Carpe Diem: Lessons from a grande dames’s purse
By Susan Caba
The Resale Evangelista
Ceci Lowenhaupt wore her elegance like a Chanel suit. Even in old age, even when her memory was caught in loops of the past, her silvery hair was always coiffed, her lipstick immaculate, her fitted jacket embellished with a silver brooch.
“Hello, dear,” she would drawl when she greeted me—even in her final years, when I’m quite sure she no longer remembered my name or even how she knew me. She had the husky voice of a former smoker.
Ceci, in another era, would have been recognized as a grande dame. She liked her vodka martinis, presided over the St. Louis Print Market’s annual art sale, and insisted on a particular table in her favorite restaurant—sometimes even when it was already occupied.
I became acquainted through her daughter and my friend Alice, when Ceci was in her 80s. She held tickets to the St. Louis symphony, but needed a companion, in her later years, to accompany her. We went to dinner first and for drinks after, before I took her home.
Ceci was 97 when she died last year. Alice and her sister-in-law emptied Ceci’s rambling apartment with the grand piano, the Japanese prints and multiple sets of china. Last week, a package arrived at my doorstep.
It was one of Ceci’s purses. A structured purse of deep green suede and walnut-colored leather, with a complicated clasp and a hand-stitched handle. A Ceci purse, made in Italy, in perfect condition and still redolent with the smell of leather. A purse for a grande dame.

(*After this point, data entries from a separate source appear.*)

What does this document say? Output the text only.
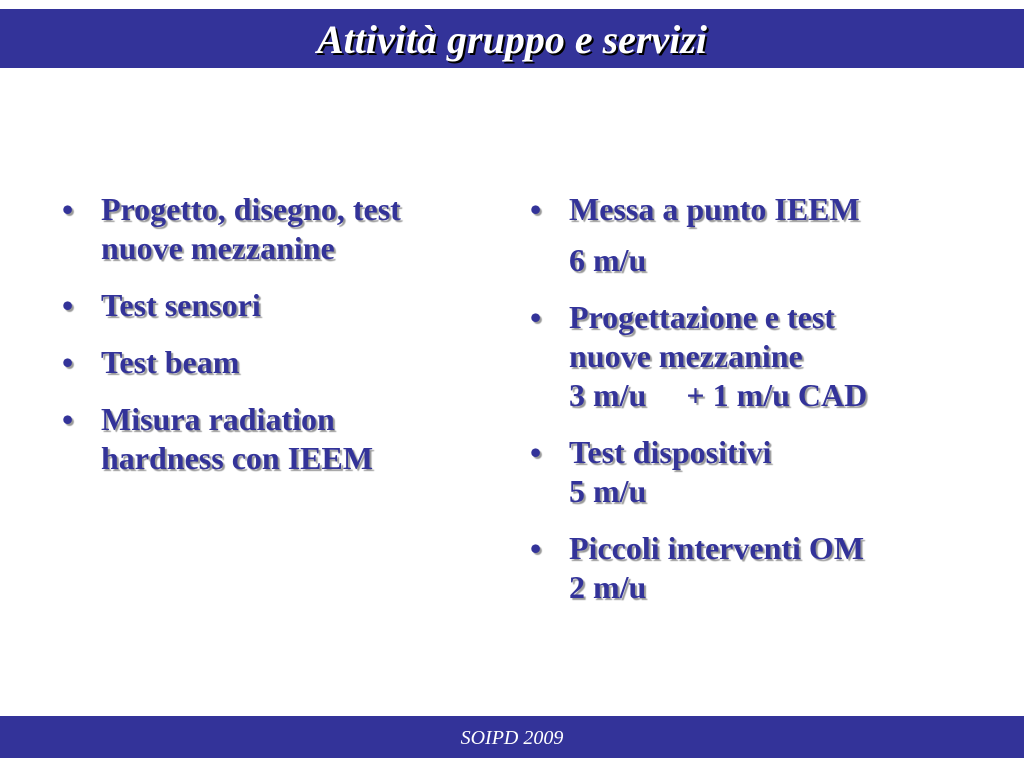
Attività gruppo e servizi
• Progetto, disegno, test
nuove mezzanine
• Test sensori
• Test beam
• Misura radiation
hardness con IEEM
• Messa a punto IEEM
6 m/u
• Progettazione e test
nuove mezzanine
3 m/u     + 1 m/u CAD
• Test dispositivi
5 m/u
• Piccoli interventi OM
2 m/u
SOIPD 2009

There’s a thing called “memento mori.” The Latin phrase means “Remember that you have to die.” The idea originated as a medieval Christian theory that we should live our lives by reflecting on our mortality, so that we can escape the temptations of our transient earthly existence.
Plato introduced the idea in his writings about the death of Socrates, saying that a thoughtful life is “about nothing else but dying and being dead.” Cheerful.
The ancient Stoic philosopher Seneca the Younger (How ancient? Really ancient—he was an advisor to the Roman emperor Nero) offered a pithy summary in a collection of 124 letters that may or may not be fiction:
“Let us prepare our minds as if we’d come to the very end of life. Let us postpone nothing. Let us balance life’s books each day. … The one who puts the finishing touches on their life each day is never short of time.”
Ash Wednesday is the modern Christian reminder that earthly pleasures are fleeting, and we should focus our thoughts on the afterlife. Does this sound familiar: “Remember, man, that you are dust and unto dust you shall return.” That’s what the priest says while inscribing your forehead with a cross of ashes.
So anyway, memento mori take various forms, most of them rather gruesome. Tombs decorated with skulls and cadavers, chapels whose walls are covered with bones, and even clocks or watches inscribed with the motto “tempus fugit”—time flies. Victorians created memento mori out of their loved ones’ hair, weaving or braiding it into rings, lockets and bracelets. Mourning wreaths were elaborate concoctions of flowers, leaves and branches composed of hair from multiple deceased family members.
Ceci would not have approved. I never got the sense she had mortality on her mind. No, a more appropriate phrase for her philosophy would have been joie de vivre, joy of living. She never lapsed, in my limited outings with her, into contemplation of life after death. She certainly never renounced the pleasures of an earthly life!
Even when her short term memory lasted no more than a minute, Ceci retained an air of elegance. She might not remember what she’d ordered for dinner—or even that she had ordered—but ask about her family history and she’d launch into detailed histories of her immigrant grandparents. The manners and mannerisms of a grande dame were so deeply ingrained, they carried her gracefully through her age of decline. I can only hope to do the same.
I laughed when I opened the package that contained her purse. It was so Ceci—and so Alice to know that I would love it. The idea of memento mori popped into my thoughts, with visions of those awful hair wreaths. I knew immediately that wasn’t Ceci.
When I contemplate the purse, I think of life—a vibrant embrace of daily pleasures. Ceci had her faults, but I never knew them. I’m free to follow her example: Carpe Diem. Seize the day!
The Resale Evangelista is simplifying, clarifying and trying to live a more artful life. When she can, she carpes the diem.